Oh, btw. You can run your browser as a different user in Windows if you want. I've never heard of anyone doing it. Frankly, I'd never heard of anyone doing it on GNU/Linux either until you posted that. My first instinct was to say it wouldn't be practical the first time ou wanted to save a picture but then you followed it up immediately with an example of your "~/downloads" folder permissions so kudos to you. Despite everything I've written above I'm actually not a massive expert on security so if you disagree with me on anything I wrote above, I'd be fascinated to hear it.

 

[⠠⠠⠅⠑⠋⠋⠁⠇⠎ ⠠⠠⠊⠎ ⠠⠠⠁ ⠠⠠⠋⠁⠛]

I have bought recently Bitdefender and I am glad I made this move because it has found several trojans on my PC which were slowing him down. Windows Defender didn't find anything.

On this topic, the excellent Kaspersky has a tool that you can download for free to use for a one-off scan. ESET, which is another great choice, does something similar, though I haven't tried it.

Worth giving these a shot even if you don't run antivirus software all the time.

 

[Pee Cola]

On this topic, the excellent Kaspersky has a tool that you can download for free to use for a one-off scan. ESET, which is another great choice, does something similar, though I haven't tried it.

Worth giving these a shot even if you don't run antivirus software all the time.

Kaspersky would be my second choice after ESET.

I've used the Kaspersky one-off scan tool and agree that it's a good thing. Apparently there's a "free" version of Kaspersky, but I'm wary of any free anti-virus software, even if it's from a reputable vendor such as Kaspersky or BitDefender (probably my third choice after ESET and Kaspersky).

 

[Aidan]

Somewhat related, how do Linux users avoid viruses, given you have various distros and it's not as widely used,

They don't download stuff off of unofficial websites, mostly. The vast majority of software you use on any distro will come from a software repository and it's a lot harder to throw malware in there and keep it there for any amount of time.
The above generally applies to macs as well.

...I doubt you can have Norton, Avast, Kaspersky, etc all running on your PC. Or do they run fine?

I think some of the antivirus companies have Linux versions but I've never met anyone who uses them.

know people say Linux is safer becuase less people use it, therefore less people make viruses for it, but all you need is a few guys who figure linux is a valid target.

Small marketshare, fewer worthwhile targets, the targets that do exist can be nuanced in a lot of ways requiring further considerations of malware dev if you're trying to steal data at rest.
And again people aren't really downloading random stuff. It's rare you have to go online to find actual software to use that isn't in a repo and if that's the case, use an arch-based distro instead of a web browser.

Do linux users just assume they won't get infected?

Yeah.

I'd wager most malware for *nix is corporate or state-sponsored. It's not that Linux is hard to make malware for, it's just for someone trying to steal data it's a lot of work for far less return than Windows which has a larger marketshare and a lot of technically illiterate users who are easy prey and often run anything as admin that asks.

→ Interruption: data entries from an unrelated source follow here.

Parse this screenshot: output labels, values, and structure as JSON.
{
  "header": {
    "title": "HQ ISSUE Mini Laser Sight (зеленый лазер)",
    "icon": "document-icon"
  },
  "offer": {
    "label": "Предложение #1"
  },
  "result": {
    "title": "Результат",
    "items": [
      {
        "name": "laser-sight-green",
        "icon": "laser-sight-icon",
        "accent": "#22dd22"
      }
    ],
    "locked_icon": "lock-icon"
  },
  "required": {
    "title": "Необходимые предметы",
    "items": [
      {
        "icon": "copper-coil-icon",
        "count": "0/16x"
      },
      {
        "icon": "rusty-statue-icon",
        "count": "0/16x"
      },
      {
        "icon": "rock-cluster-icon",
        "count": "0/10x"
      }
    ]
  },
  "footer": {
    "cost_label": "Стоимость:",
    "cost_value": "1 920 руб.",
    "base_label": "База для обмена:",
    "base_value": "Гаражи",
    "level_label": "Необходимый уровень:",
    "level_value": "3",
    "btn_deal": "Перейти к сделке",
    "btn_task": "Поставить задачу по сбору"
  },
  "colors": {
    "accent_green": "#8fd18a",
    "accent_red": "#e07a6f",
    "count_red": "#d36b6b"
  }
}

Windows 10 isn't insecure but people are dumb and will ignore all the warnings so that whatever they're doing will "just work".

 

[cecograph]

FWIW @AmpleApricots, I looked into network namespaces following your advice. I'm now set up with one that sees my regular network interface, one that sees the VPN, and a default one that sees nothing but a loopback interface. I assumed this set up would get in the way and piss me off pretty quickly, but I've been happy with it.

Do you or @Overly Serious have any opinions on firejail?

 

[L50LasPak]

Stock Windows Defender has always worked great for me. I never found a free anti-malware program I liked, but then again I also haven't needed an anti-malware program ever since I started using adblockers. Its really amazing just how much shit that tries to fuck with your computer comes out of ads and badly scripted pages.